Bootstrapping is tied to Monte-Carlo simulation in a sense that it is similar to performing Monte-Carlo simulation many times (recall that Monte-Carlo simulation is performing *random sampling* many times). However, Monte-Carlo simulation requires knowledge about the distribution shape, mean, and standard deviation of the population to generate random samples. What if you do not have any knowledge of those values? 

Bootstrapping is a type of a *resampling* method. You pick a random value from a sample pool N times **with replacement**, and create M number of new Bootstrapped-sample pools. The term **with replacement** here means that you put back the sample you drew to the original sample pool after adding it to a new Bootstrapped-sample pool. Thick of it this way: you randomly choose a file from a folder in your PC, and you *copy* and paste the randomly-chosen file into a new directly. You do not *cut* and paste the file, but you *copy* and paste file. You will end up with N x M matrix of samples, where M is the number of Bootstrap sample pools, and N is the number of random samples in a Bootstrap sample pool.

Because all Bootstrapping is doing is just *resampling* the data by choosing random values from a sample pool, it does not assume anything about the distribution. You do not know to know the distribution parameters of the population to generate random samples.
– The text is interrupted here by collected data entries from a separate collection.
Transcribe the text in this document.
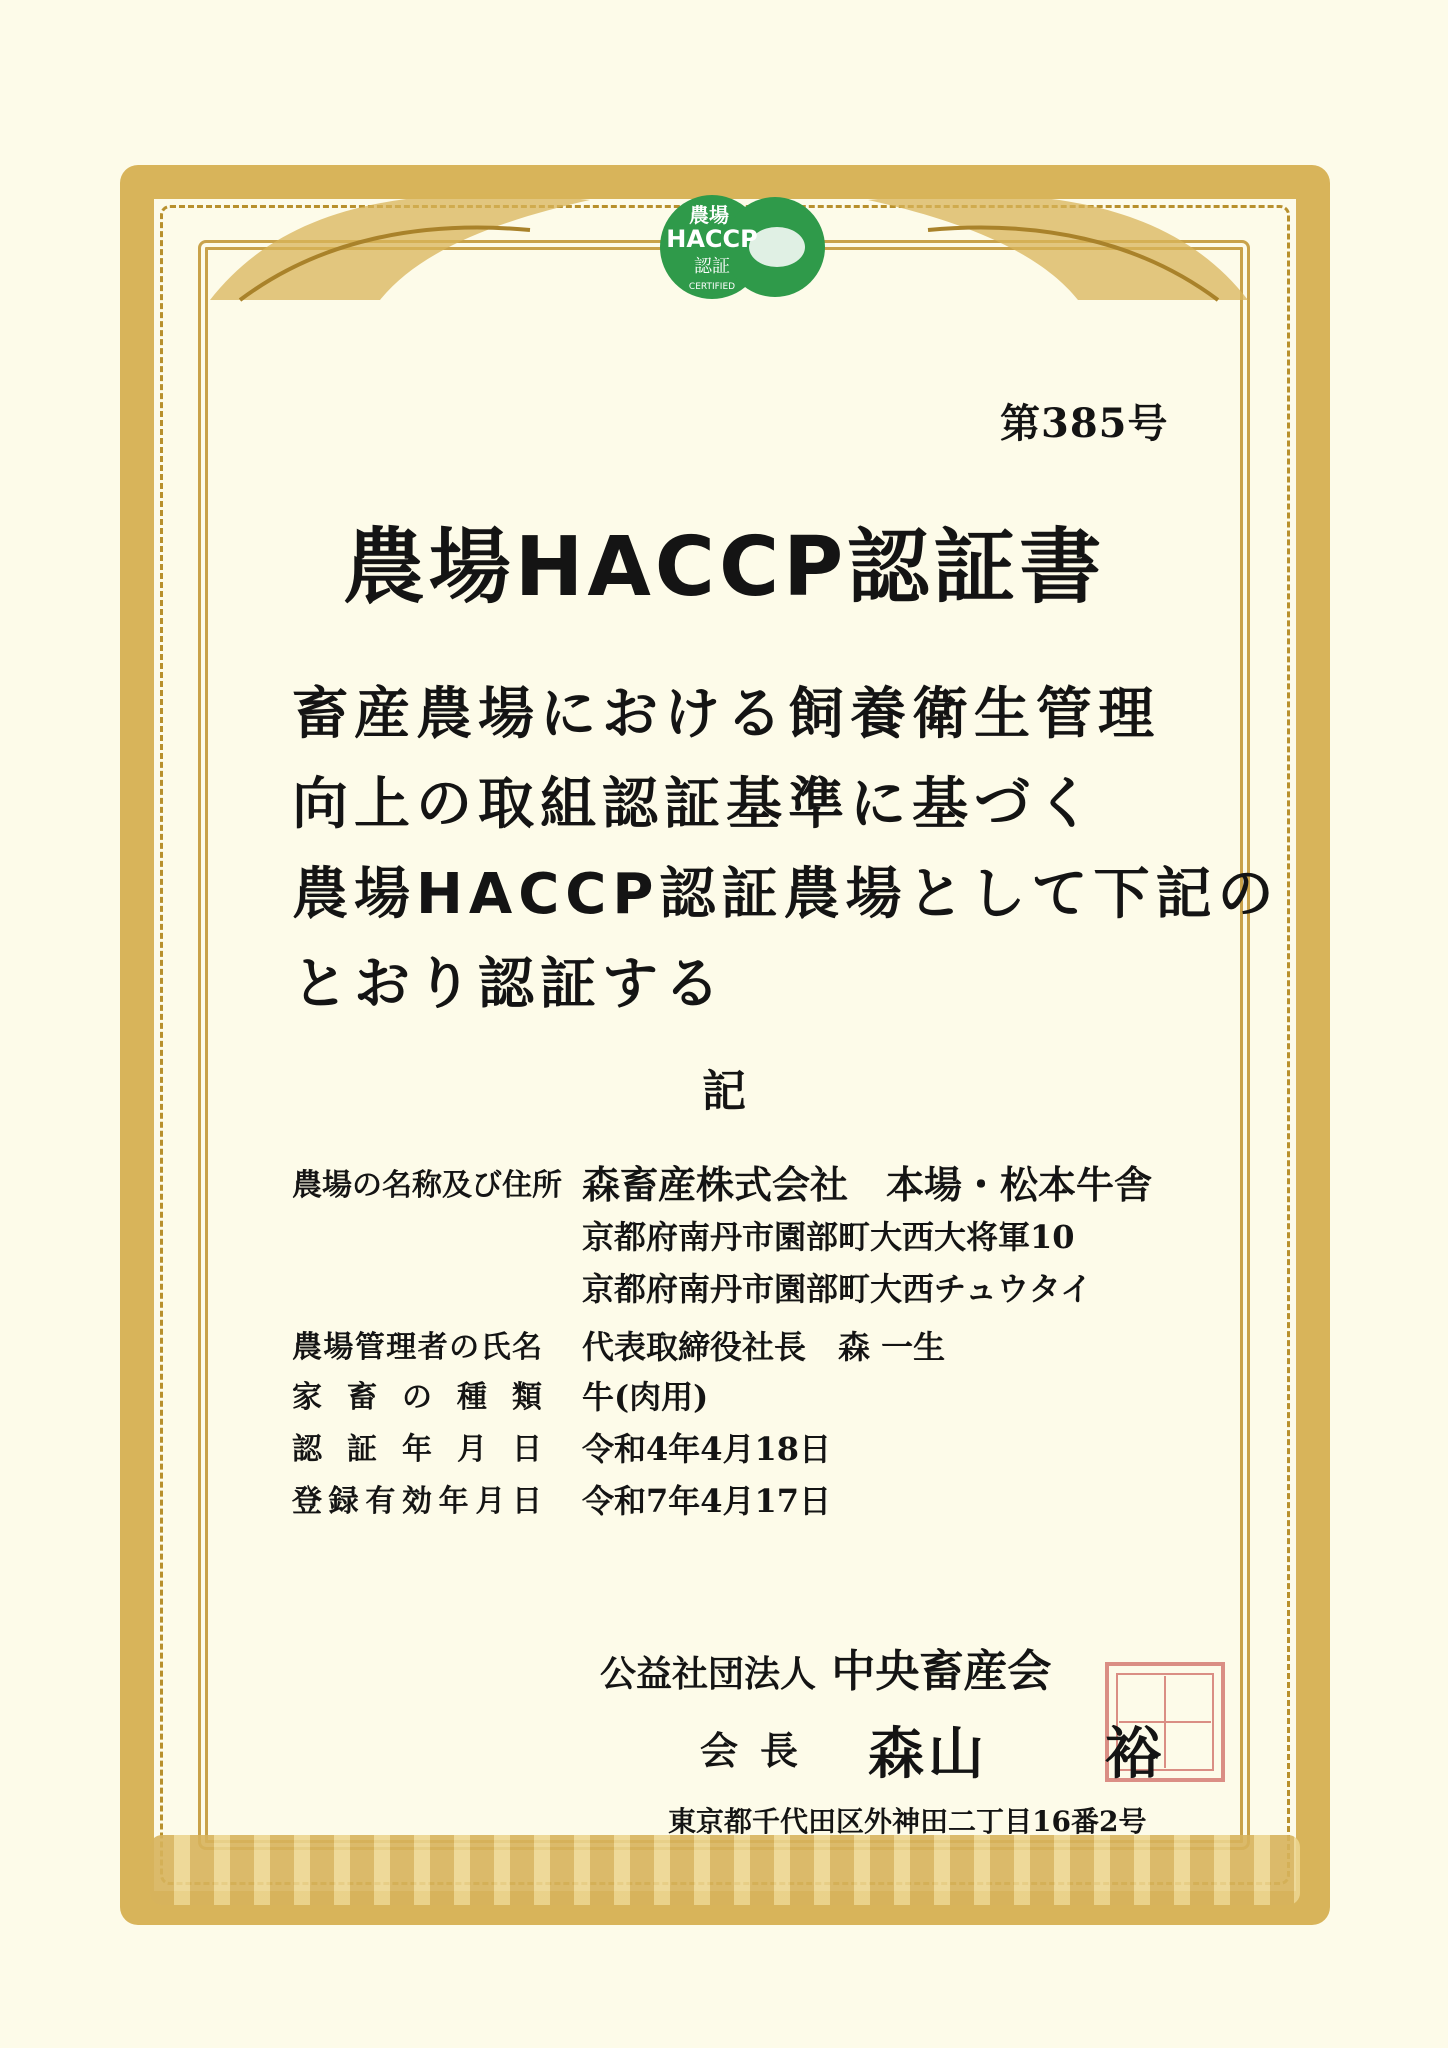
農場
HACCP
認証
CERTIFIED
第385号
農場HACCP認証書
畜産農場における飼養衛生管理
向上の取組認証基準に基づく
農場HACCP認証農場として下記の
とおり認証する
記
農場の名称及び住所 森畜産株式会社　本場・松本牛舎
京都府南丹市園部町大西大将軍10
京都府南丹市園部町大西チュウタイ
農場管理者の氏名 代表取締役社長　森 一生
家畜の種類 牛(肉用)
認証年月日 令和4年4月18日
登録有効年月日 令和7年4月17日
公益社団法人 中央畜産会
会長 森山 裕
東京都千代田区外神田二丁目16番2号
<p><center><b>Bootstrap can be helpful when there are too few samples</b></center></p>

Ideally, you would want to draw large, non-repeated, samples from a population in order to create a sampling distribution for a statistic. However, you may be limited to one sample because of finances or time. This single sample method can serve as a mini population, from which repeated small samples are drawn with replacement over and over again. As well as saving time and money, bootstrapped samples can be quite good approximations for population parameters.